Liddell, who also played rugby for Scotland, took risks by smuggling medical supplies through the barbed wire to try to treat the 2,000 other citizens of Allied countries imprisoned with him. Survivors say that he dedicated himself tirelessly to breaking down cliques and educating internees, mirroring his earlier work as a teacher in Tianjin.

His wife left China for Canada in 1941 with the couple's daughters while she was expecting their third child, Maureen.

Patricia Liddell, 80, admitted at the unveiling that as a child she could not understand her father's decision not to join them, and came to reconcile herself with his decision only in later life.

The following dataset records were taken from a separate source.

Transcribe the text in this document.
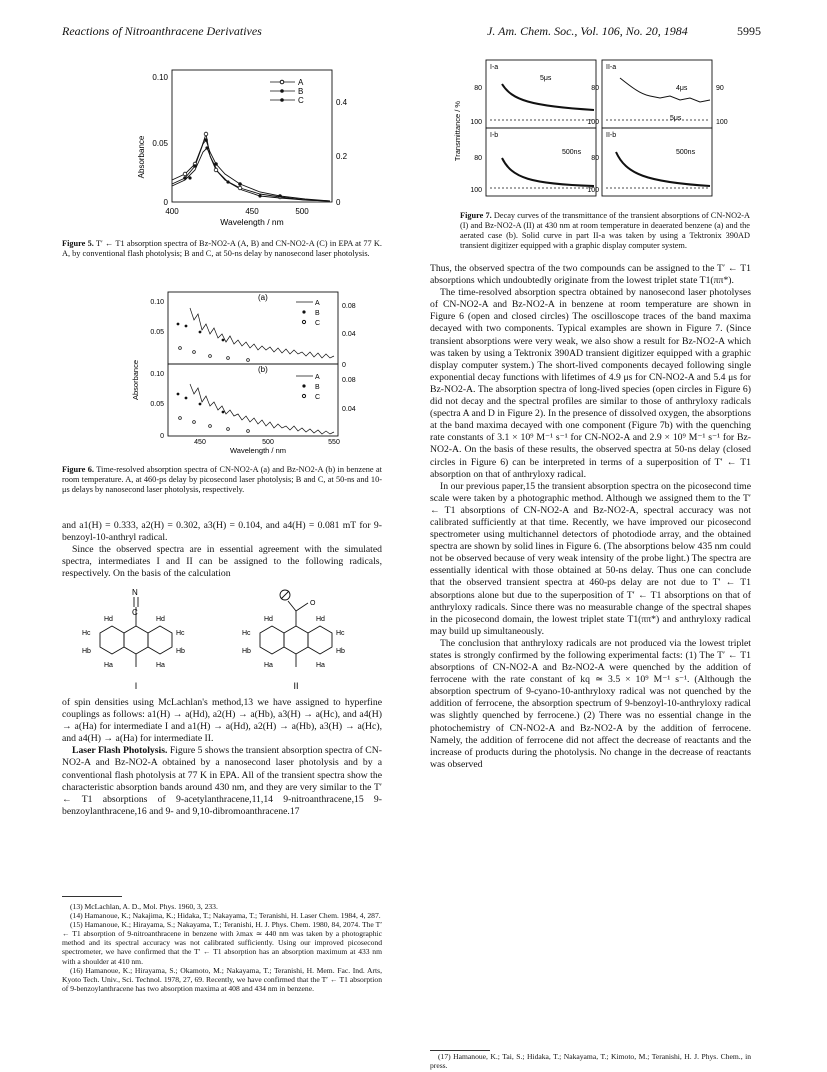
Reactions of Nitroanthracene Derivatives	J. Am. Chem. Soc., Vol. 106, No. 20, 1984	5995
Absorbance
0.10
0.05
0
0.4
0.2
0
400	450	500
Wavelength / nm
A
B
C
Figure 5. T′ ← T1 absorption spectra of Bz-NO2-A (A, B) and CN-NO2-A (C) in EPA at 77 K. A, by conventional flash photolysis; B and C, at 50-ns delay by nanosecond laser photolysis.
Absorbance
(a)
(b)
0.10
0.05
0.10
0.05
0
0.08
0.04
0
0.08
0.04
450	500	550
Wavelength / nm
A
B
C
A
B
C
Figure 6. Time-resolved absorption spectra of CN-NO2-A (a) and Bz-NO2-A (b) in benzene at room temperature. A, at 460-ps delay by picosecond laser photolysis; B and C, at 50-ns and 10-μs delays by nanosecond laser photolysis, respectively.

and a1(H) = 0.333, a2(H) = 0.302, a3(H) = 0.104, and a4(H) = 0.081 mT for 9-benzoyl-10-anthryl radical.

Since the observed spectra are in essential agreement with the simulated spectra, intermediates I and II can be assigned to the following radicals, respectively. On the basis of the calculation

N
C
Hd	Hd
Hc	Hc
Hb	Hb
Ha	Ha
I
O
Hd	Hd
Hc	Hc
Hb	Hb
Ha	Ha
II

of spin densities using McLachlan's method,13 we have assigned to hyperfine couplings as follows: a1(H) → a(Hd), a2(H) → a(Hb), a3(H) → a(Hc), and a4(H) → a(Ha) for intermediate I and a1(H) → a(Hd), a2(H) → a(Hb), a3(H) → a(Hc), and a4(H) → a(Ha) for intermediate II.

Laser Flash Photolysis. Figure 5 shows the transient absorption spectra of CN-NO2-A and Bz-NO2-A obtained by a nanosecond laser photolysis and by a conventional flash photolysis at 77 K in EPA. All of the transient spectra show the characteristic absorption bands around 430 nm, and they are very similar to the T′ ← T1 absorptions of 9-acetylanthracene,11,14 9-nitroanthracene,15 9-benzoylanthracene,16 and 9- and 9,10-dibromoanthracene.17

(13) McLachlan, A. D., Mol. Phys. 1960, 3, 233.

(14) Hamanoue, K.; Nakajima, K.; Hidaka, T.; Nakayama, T.; Teranishi, H. Laser Chem. 1984, 4, 287.

(15) Hamanoue, K.; Hirayama, S.; Nakayama, T.; Teranishi, H. J. Phys. Chem. 1980, 84, 2074. The T′ ← T1 absorption of 9-nitroanthracene in benzene with λmax ≃ 440 nm was taken by a photographic method and its spectral accuracy was not calibrated sufficiently. Using our improved picosecond spectrometer, we have confirmed that the T′ ← T1 absorption has an absorption maximum at 433 nm with a shoulder at 410 nm.

(16) Hamanoue, K.; Hirayama, S.; Okamoto, M.; Nakayama, T.; Teranishi, H. Mem. Fac. Ind. Arts, Kyoto Tech. Univ., Sci. Technol. 1978, 27, 69. Recently, we have confirmed that the T′ ← T1 absorption of 9-benzoylanthracene has two absorption maxima at 408 and 434 nm in benzene.

Transmittance / %
I-a	II-a
I-b	II-b
80
100
80
100
80
100
80
100
90
100
5μs
4μs
5μs
500ns	500ns
Figure 7. Decay curves of the transmittance of the transient absorptions of CN-NO2-A (I) and Bz-NO2-A (II) at 430 nm at room temperature in deaerated benzene (a) and the aerated case (b). Solid curve in part II-a was taken by using a Tektronix 390AD transient digitizer equipped with a graphic display computer system.

Thus, the observed spectra of the two compounds can be assigned to the T′ ← T1 absorptions which undoubtedly originate from the lowest triplet state T1(ππ*).

The time-resolved absorption spectra obtained by nanosecond laser photolyses of CN-NO2-A and Bz-NO2-A in benzene at room temperature are shown in Figure 6 (open and closed circles) The oscilloscope traces of the band maxima decayed with two components. Typical examples are shown in Figure 7. (Since transient absorptions were very weak, we also show a result for Bz-NO2-A which was taken by using a Tektronix 390AD transient digitizer equipped with a graphic display computer system.) The short-lived components decayed following single exponential decay functions with lifetimes of 4.9 μs for CN-NO2-A and 5.4 μs for Bz-NO2-A. The absorption spectra of long-lived species (open circles in Figure 6) did not decay and the spectral profiles are similar to those of anthryloxy radicals (spectra A and D in Figure 2). In the presence of dissolved oxygen, the absorptions at the band maxima decayed with one component (Figure 7b) with the quenching rate constants of 3.1 × 10⁹ M⁻¹ s⁻¹ for CN-NO2-A and 2.9 × 10⁹ M⁻¹ s⁻¹ for Bz-NO2-A. On the basis of these results, the observed spectra at 50-ns delay (closed circles in Figure 6) can be interpreted in terms of a superposition of T′ ← T1 absorption on that of anthryloxy radical.

In our previous paper,15 the transient absorption spectra on the picosecond time scale were taken by a photographic method. Although we assigned them to the T′ ← T1 absorptions of CN-NO2-A and Bz-NO2-A, spectral accuracy was not calibrated sufficiently at that time. Recently, we have improved our picosecond spectrometer using multichannel detectors of photodiode array, and the obtained spectra are shown by solid lines in Figure 6. (The absorptions below 435 nm could not be observed because of very weak intensity of the probe light.) The spectra are essentially identical with those obtained at 50-ns delay. Thus one can conclude that the observed transient spectra at 460-ps delay are not due to T′ ← T1 absorptions alone but due to the superposition of T′ ← T1 absorptions on that of anthryloxy radicals. Since there was no measurable change of the spectral shapes in the picosecond domain, the lowest triplet state T1(ππ*) and anthryloxy radical may build up simultaneously.

The conclusion that anthryloxy radicals are not produced via the lowest triplet states is strongly confirmed by the following experimental facts: (1) The T′ ← T1 absorptions of CN-NO2-A and Bz-NO2-A were quenched by the addition of ferrocene with the rate constant of kq ≃ 3.5 × 10⁹ M⁻¹ s⁻¹. (Although the absorption spectrum of 9-cyano-10-anthryloxy radical was not quenched by the addition of ferrocene, the absorption spectrum of 9-benzoyl-10-anthryloxy radical was slightly quenched by ferrocene.) (2) There was no essential change in the photochemistry of CN-NO2-A and Bz-NO2-A by the addition of ferrocene. Namely, the addition of ferrocene did not affect the decrease of reactants and the increase of products during the photolysis. No change in the decrease of reactants was observed

(17) Hamanoue, K.; Tai, S.; Hidaka, T.; Nakayama, T.; Kimoto, M.; Teranishi, H. J. Phys. Chem., in press.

"I remember travelling in a rickshaw with him, I remember having fun with him," she said. "Then we didn't have him during the war and we used to think: 'Oh, why aren't you with us?' It was years later when we met people who were the children in the camp that we understood there was a reason he did it."

She was not to see her father again, because Liddell died in the camp from a brain tumour in February 1945. His remains lie beside his new statue, his headstone carved from Scottish granite.

"I find it extraordinary that a statue has been raised - the Chinese don't really raise statues, maybe just for Mao Zedong."

"My father was multi-faceted, he didn't just appeal to religious people. He was born in China, he worked in China, he died in China. He's their Olympic hero. He didn't leave the Chinese people when the going got tough."